Rob’s Blistered Carrots With Orange and Mint
Adapted from a recipe by Rob Gabriele; serves 4 as a side dish. (Note: Rob revealed that he usually does this with a combination of carrots and parsnips, which sounds attractive and tasty, but I originally experienced it as a carrots-only dish and still dream about it as such, so….)
3 tablespoons unsalted butter or olive oil
1 bunch small carrots, scrubbed, trimmed and leaving ¾-inch green stem intact; split lengthwise if larger than ½ inch in diameter
1 teaspoon raw organic or brown sugar (optional)
¼ to ½ cup thinly sliced shallots
Grated zest (1 tablespoon) and juice (¼ to ½ cup juice) of one large orange
2 tablespoons chopped mint
Salt and pepper to taste
1. Heat a large heavy frying pan on high for 3-4 minutes. When the pan is hot, add 2 tablespoons of the butter or oil. Once the butter or oil is hot, add the carrots in a single layer. (If using the sugar, sprinkle it over all. This is to help caramelization.) Continually shake the pan while cooking for approximately 4 minutes longer.

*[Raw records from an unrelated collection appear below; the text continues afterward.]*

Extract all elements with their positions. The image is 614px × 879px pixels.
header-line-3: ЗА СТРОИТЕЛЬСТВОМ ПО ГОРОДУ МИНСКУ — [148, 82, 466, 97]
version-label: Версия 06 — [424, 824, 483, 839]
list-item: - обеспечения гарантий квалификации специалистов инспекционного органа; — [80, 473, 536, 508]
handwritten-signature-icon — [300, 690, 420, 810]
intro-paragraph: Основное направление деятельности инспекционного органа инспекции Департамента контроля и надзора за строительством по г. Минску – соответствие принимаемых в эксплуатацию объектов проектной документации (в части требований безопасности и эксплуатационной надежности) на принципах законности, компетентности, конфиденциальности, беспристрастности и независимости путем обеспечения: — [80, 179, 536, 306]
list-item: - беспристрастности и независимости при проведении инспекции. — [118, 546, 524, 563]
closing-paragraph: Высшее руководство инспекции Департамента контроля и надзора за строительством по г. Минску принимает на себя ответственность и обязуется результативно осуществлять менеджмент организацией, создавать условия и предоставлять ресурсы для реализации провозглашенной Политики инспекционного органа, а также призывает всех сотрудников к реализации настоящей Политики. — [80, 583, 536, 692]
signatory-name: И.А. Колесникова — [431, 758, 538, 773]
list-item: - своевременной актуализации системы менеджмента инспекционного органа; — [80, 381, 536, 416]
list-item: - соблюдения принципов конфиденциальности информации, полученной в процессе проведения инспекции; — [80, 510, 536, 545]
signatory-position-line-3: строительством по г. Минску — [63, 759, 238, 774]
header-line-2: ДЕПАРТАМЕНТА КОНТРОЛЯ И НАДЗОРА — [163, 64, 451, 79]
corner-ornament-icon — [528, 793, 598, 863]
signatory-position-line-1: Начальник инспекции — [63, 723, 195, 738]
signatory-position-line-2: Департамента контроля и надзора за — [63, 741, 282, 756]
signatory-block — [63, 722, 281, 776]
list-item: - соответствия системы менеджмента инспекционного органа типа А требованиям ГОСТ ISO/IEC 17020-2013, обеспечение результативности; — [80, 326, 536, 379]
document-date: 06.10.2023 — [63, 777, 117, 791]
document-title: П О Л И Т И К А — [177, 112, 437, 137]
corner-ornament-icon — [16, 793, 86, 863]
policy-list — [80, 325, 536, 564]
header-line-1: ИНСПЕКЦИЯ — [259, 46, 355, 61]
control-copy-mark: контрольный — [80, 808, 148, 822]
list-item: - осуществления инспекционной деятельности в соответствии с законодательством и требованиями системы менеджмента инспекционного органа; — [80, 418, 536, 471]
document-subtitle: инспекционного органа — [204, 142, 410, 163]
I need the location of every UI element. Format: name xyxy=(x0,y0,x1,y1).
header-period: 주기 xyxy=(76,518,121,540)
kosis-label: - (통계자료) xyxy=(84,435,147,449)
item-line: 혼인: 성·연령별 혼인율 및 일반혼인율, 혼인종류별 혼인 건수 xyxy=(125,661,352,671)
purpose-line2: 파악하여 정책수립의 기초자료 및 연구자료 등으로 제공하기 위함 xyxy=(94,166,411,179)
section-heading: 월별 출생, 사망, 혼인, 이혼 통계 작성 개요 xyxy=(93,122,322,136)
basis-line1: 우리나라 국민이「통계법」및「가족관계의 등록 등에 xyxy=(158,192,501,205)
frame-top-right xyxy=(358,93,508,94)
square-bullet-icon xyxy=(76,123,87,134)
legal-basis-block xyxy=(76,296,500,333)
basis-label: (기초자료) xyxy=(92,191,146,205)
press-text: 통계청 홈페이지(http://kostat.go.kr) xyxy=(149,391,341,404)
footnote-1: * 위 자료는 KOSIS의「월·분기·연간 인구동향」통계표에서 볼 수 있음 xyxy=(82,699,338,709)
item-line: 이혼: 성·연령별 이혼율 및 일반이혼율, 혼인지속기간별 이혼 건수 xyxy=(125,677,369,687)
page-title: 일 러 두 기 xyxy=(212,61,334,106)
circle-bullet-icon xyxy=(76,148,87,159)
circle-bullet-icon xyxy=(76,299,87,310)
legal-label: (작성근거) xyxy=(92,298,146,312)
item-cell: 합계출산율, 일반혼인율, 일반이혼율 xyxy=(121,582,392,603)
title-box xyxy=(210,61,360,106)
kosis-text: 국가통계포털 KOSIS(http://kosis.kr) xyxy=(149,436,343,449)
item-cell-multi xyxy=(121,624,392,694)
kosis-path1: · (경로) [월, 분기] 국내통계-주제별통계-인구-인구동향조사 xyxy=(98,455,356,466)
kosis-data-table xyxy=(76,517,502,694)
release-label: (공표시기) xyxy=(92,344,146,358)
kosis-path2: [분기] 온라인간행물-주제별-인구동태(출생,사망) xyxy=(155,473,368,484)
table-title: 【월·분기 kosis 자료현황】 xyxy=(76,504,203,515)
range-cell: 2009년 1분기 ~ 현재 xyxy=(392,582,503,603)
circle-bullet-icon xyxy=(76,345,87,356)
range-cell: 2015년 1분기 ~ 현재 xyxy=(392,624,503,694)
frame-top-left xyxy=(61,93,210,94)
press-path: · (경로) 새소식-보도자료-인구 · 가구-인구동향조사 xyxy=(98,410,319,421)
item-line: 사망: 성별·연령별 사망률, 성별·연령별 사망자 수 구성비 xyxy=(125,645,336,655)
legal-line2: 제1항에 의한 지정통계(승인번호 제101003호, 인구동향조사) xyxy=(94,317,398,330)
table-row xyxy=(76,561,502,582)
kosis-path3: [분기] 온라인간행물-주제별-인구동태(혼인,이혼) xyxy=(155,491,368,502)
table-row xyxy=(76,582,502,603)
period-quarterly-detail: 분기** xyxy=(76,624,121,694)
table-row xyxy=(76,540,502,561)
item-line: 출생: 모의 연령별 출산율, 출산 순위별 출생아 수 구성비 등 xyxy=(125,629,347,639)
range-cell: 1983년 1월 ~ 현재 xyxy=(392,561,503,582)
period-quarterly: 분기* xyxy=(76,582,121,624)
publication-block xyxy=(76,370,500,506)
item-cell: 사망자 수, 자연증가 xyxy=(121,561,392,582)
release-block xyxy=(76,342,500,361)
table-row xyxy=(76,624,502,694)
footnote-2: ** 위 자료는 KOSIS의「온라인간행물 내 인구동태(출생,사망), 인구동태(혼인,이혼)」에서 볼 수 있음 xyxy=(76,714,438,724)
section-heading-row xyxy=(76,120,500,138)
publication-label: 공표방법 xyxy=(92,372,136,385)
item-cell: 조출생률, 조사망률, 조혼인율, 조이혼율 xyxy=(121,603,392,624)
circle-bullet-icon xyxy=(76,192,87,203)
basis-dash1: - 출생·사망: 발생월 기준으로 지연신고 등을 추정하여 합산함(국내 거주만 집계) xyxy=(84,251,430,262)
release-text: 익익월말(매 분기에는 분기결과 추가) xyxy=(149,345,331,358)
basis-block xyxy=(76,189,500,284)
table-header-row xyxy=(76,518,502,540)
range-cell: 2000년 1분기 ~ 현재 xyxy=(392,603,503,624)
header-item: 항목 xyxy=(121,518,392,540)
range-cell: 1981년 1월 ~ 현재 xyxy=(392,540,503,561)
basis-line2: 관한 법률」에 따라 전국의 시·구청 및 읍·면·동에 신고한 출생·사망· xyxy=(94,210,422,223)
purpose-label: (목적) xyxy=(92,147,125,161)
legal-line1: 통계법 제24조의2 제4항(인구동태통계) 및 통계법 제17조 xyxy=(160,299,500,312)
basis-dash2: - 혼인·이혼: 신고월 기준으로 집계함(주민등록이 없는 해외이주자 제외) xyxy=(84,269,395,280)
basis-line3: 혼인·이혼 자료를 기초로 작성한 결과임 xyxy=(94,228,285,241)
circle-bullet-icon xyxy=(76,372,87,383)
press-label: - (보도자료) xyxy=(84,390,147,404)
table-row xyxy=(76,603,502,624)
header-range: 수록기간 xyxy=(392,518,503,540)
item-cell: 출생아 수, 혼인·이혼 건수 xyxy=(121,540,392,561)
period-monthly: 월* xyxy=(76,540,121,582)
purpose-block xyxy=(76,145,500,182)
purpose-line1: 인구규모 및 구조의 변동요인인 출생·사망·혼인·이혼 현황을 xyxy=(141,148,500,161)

2. Scatter the shallots evenly over the carrots and continue to shake pan and cook for another 3-4 minutes until the carrots and shallots are blistered and charred in spots (but not excessively so).
2. Add orange juice and continue shaking and cooking as before until juice has thickened and coated the vegetables (about one minute). Add last tablespoon of butter or oil, swirl to coat and remove from heat.
3. Add orange zest and stir to distribute. Sprinkle with mint and serve warm.